Once the mind goes bonkers, for instance if someone has an "awakening" and then starts having all these powers and unsual things happen to them, they may feel that they are GOD. Then whatever happens to them must be the truth because they feel they are above everyone else, this ceates a huge EGO. Having this mindset will never get someone out of their awakening process, it will only hinder it. It is hard for someone to listen to another person and the warning signs when they feel as though they are GOD. From that point there window period is closing in on them...hence less time to bounce back from that awakening. Once that certain point passes, the person is gone, almost like their soul has left them! There is no turning back!!
Also I might add that besides an awakening, tramatic events I believe can cause a gene in the DNA to activate, not sure if this is considered an awakening process if the event is considered all bad, but a good example is a boy that I knew growing up, normal kid, great kid, was not popular in school and one day he got made fun of (as usual) but this time a few other boys locked him in a locker and left him there over night. When he was found, he wasnt the same, almost like something triggered in his mind. He too then thought he was Jesus Christ and swore by it. There was no listening on his end, he didnt care, he was in his own little world and he was top dog. He is still today living in a mental insititution. Again not sure if the system has controlled his illness to the point of no return or if he did that himself......whatever the case, it is a serious issue!!
I myself, have had two near death experiences and a difficult time with a kundalini awakening and yes I thought I was insane at one point, but I listened, researched, learned, got enlightened, put down my EGO, expressed gratitude, forgave etc. I have worked hard on me and can say I am still a work in progress but so far so good.
I am still alittle confused on that turning point into the NO turning back of insanity.....the point of no return!! sigh!!!...sorry for jumping around but I tend to do that...lol
Hmm interestin. I actually think I had an 'unprepared Kundalini awakenin' before I went to sleep yesterday.>.> It literally came out of no where, but the symptoms on that link help.
Most people who are considered "sane" in this world are actually quite the opposite.
They let trash piles the size of mt everest build up in ocean.

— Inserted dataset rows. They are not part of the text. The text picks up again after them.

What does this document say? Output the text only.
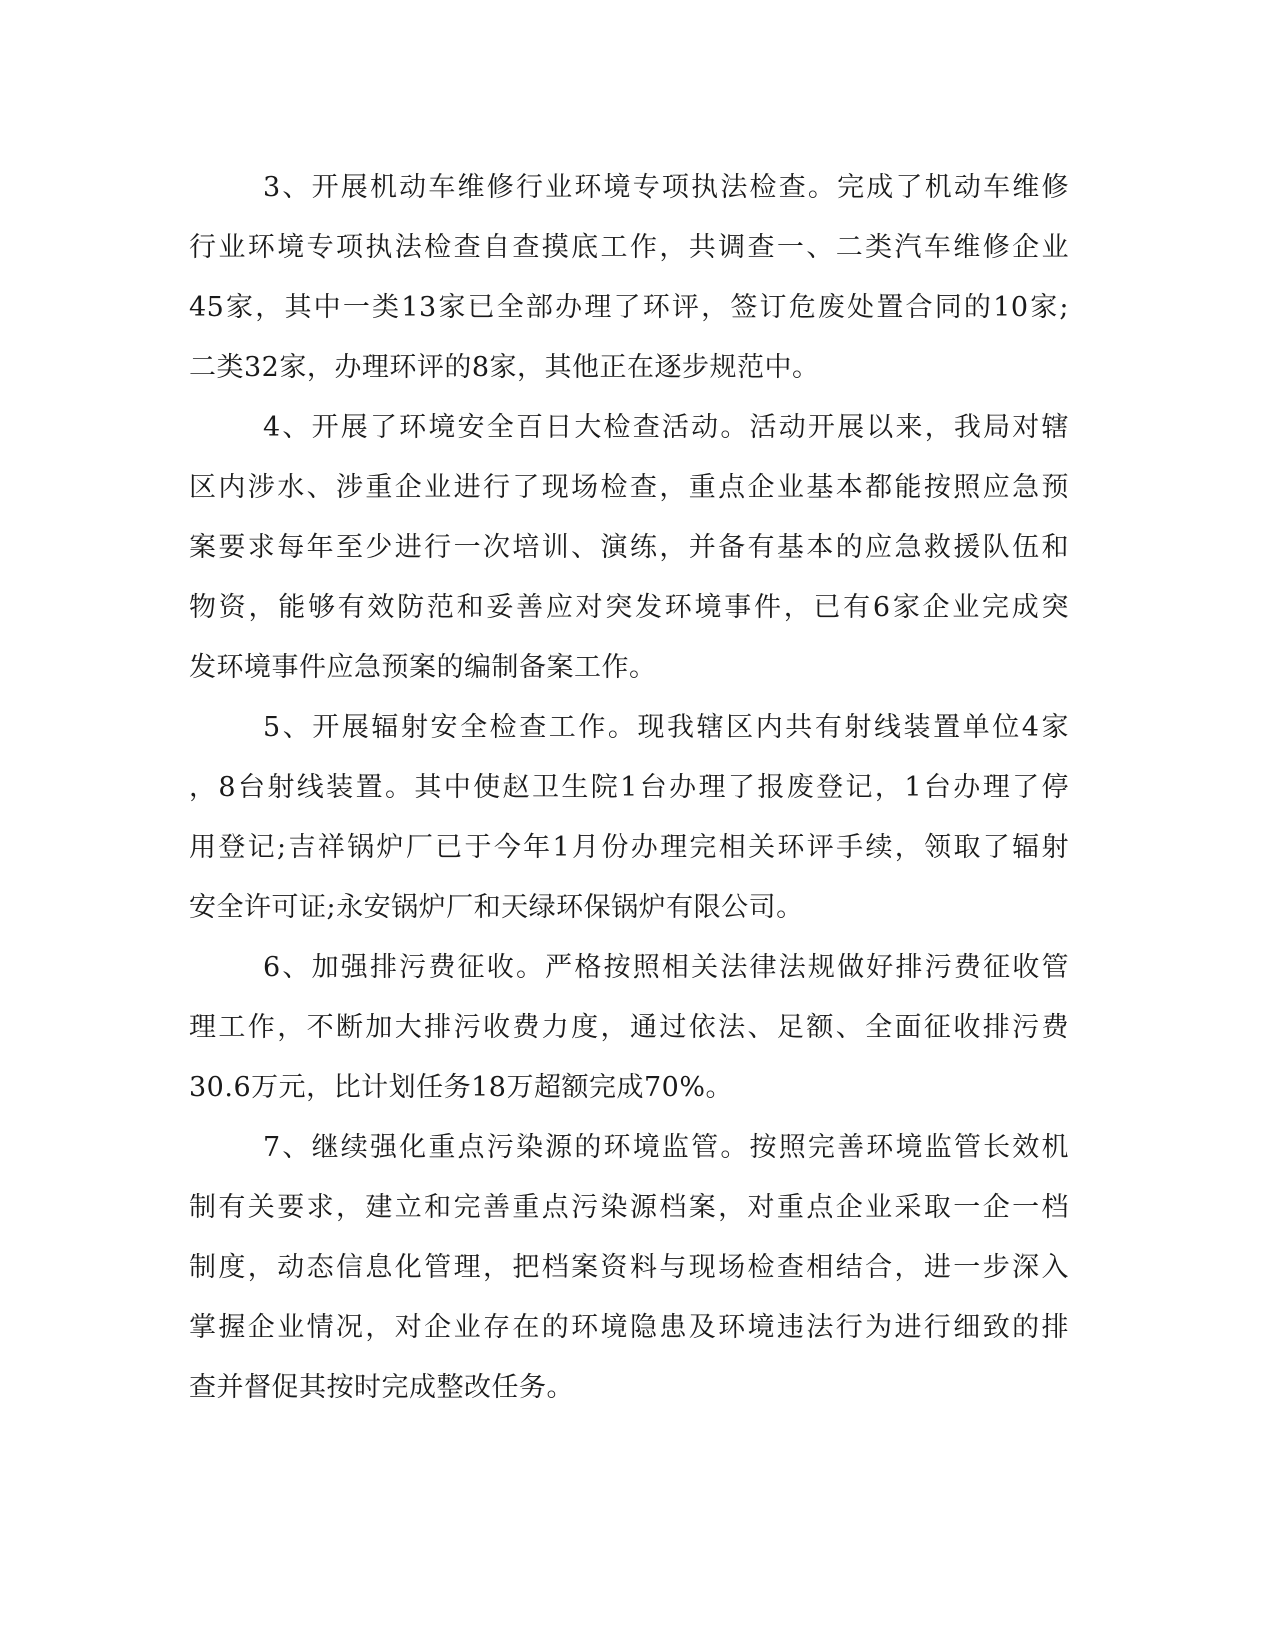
3、开展机动车维修行业环境专项执法检查。完成了机动车维修
行业环境专项执法检查自查摸底工作，共调查一、二类汽车维修企业
45家，其中一类13家已全部办理了环评，签订危废处置合同的10家;
二类32家，办理环评的8家，其他正在逐步规范中。
4、开展了环境安全百日大检查活动。活动开展以来，我局对辖
区内涉水、涉重企业进行了现场检查，重点企业基本都能按照应急预
案要求每年至少进行一次培训、演练，并备有基本的应急救援队伍和
物资，能够有效防范和妥善应对突发环境事件，已有6家企业完成突
发环境事件应急预案的编制备案工作。
5、开展辐射安全检查工作。现我辖区内共有射线装置单位4家
，8台射线装置。其中使赵卫生院1台办理了报废登记，1台办理了停
用登记;吉祥锅炉厂已于今年1月份办理完相关环评手续，领取了辐射
安全许可证;永安锅炉厂和天绿环保锅炉有限公司。
6、加强排污费征收。严格按照相关法律法规做好排污费征收管
理工作，不断加大排污收费力度，通过依法、足额、全面征收排污费
30.6万元，比计划任务18万超额完成70%。
7、继续强化重点污染源的环境监管。按照完善环境监管长效机
制有关要求，建立和完善重点污染源档案，对重点企业采取一企一档
制度，动态信息化管理，把档案资料与现场检查相结合，进一步深入
掌握企业情况，对企业存在的环境隐患及环境违法行为进行细致的排
查并督促其按时完成整改任务。
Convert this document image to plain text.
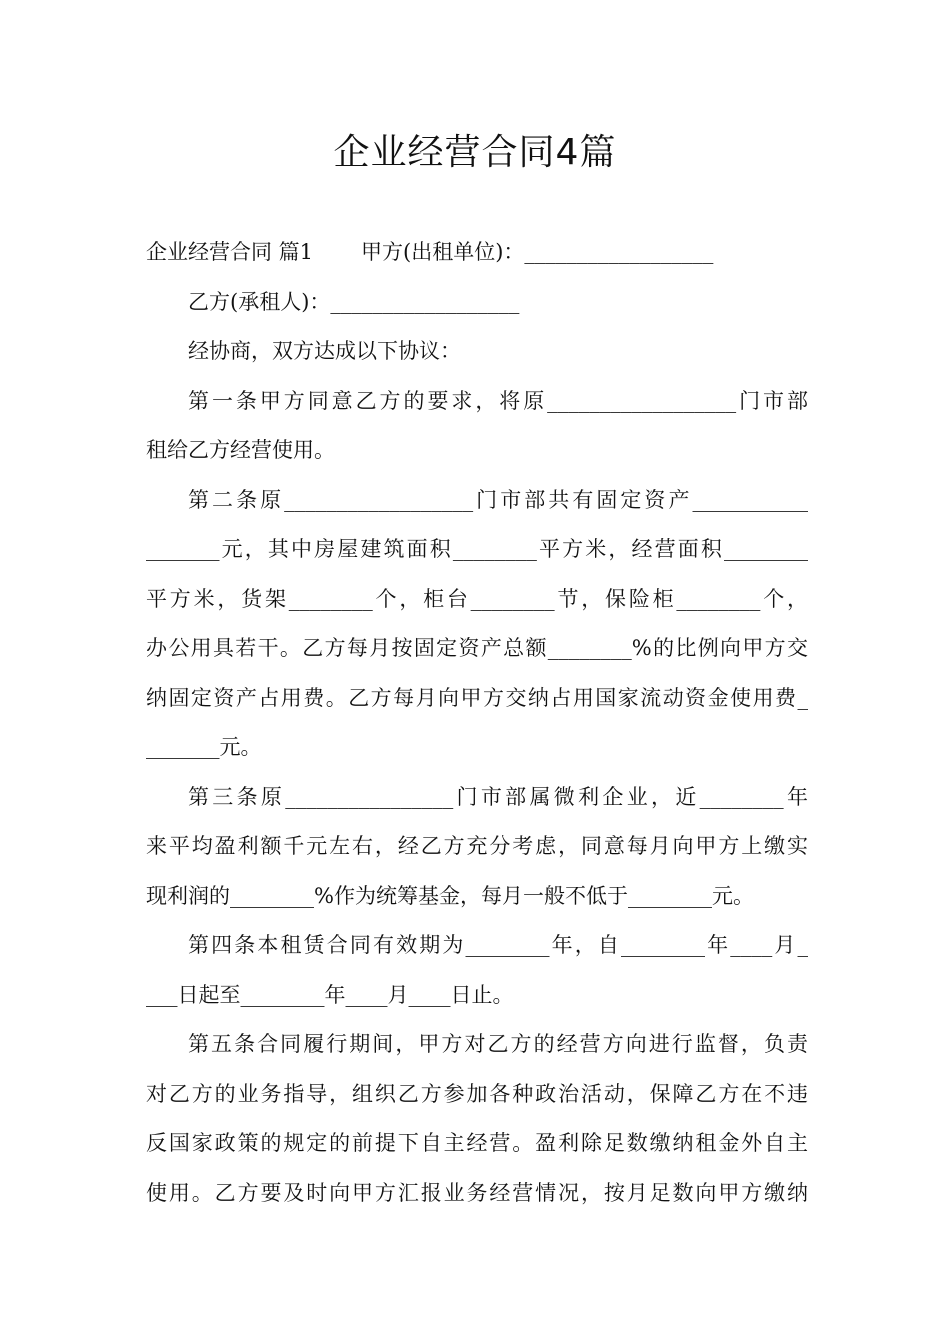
企业经营合同4篇
企业经营合同 篇1 甲方(出租单位)：__________________
乙方(承租人)：__________________
经协商，双方达成以下协议：
第一条甲方同意乙方的要求，将原__________________门市部
租给乙方经营使用。
第二条原__________________门市部共有固定资产___________
_______元，其中房屋建筑面积________平方米，经营面积________
平方米，货架________个，柜台________节，保险柜________个，
办公用具若干。乙方每月按固定资产总额________%的比例向甲方交
纳固定资产占用费。乙方每月向甲方交纳占用国家流动资金使用费_
_______元。
第三条原________________门市部属微利企业，近________年
来平均盈利额千元左右，经乙方充分考虑，同意每月向甲方上缴实
现利润的________%作为统筹基金，每月一般不低于________元。
第四条本租赁合同有效期为________年，自________年____月_
___日起至________年____月____日止。
第五条合同履行期间，甲方对乙方的经营方向进行监督，负责
对乙方的业务指导，组织乙方参加各种政治活动，保障乙方在不违
反国家政策的规定的前提下自主经营。盈利除足数缴纳租金外自主
使用。乙方要及时向甲方汇报业务经营情况，按月足数向甲方缴纳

They drive cars every day that harm the environment.
They let corruption run free, kill people in other countries for safety and comfort.
We let religions rule us with the belief of being better than others, having 40 virgins in heaven, or some dude in the sky will descend from a cloud and save us all.
We believe television is reality and try to imitate them.
We murder animals all the time for our own personal gluttony, let them be processed and harmed.
We think we are center of universe and possibly the only life out there (thank god this is changing).
And well the list goes on.
Kundalini insanity is not a joke, and neither is the practice. Neither is remote viewing, neither are astral vampires, neither are extra terrestials, or the illuminati hahaha. But I guess in some big way they are all prone to cause you to go insane. It's important to balance your research and awakening progress, questioning oneself, questioning all, but never paranoid. Always seeking to learn but never seeking to adhere to anything learned.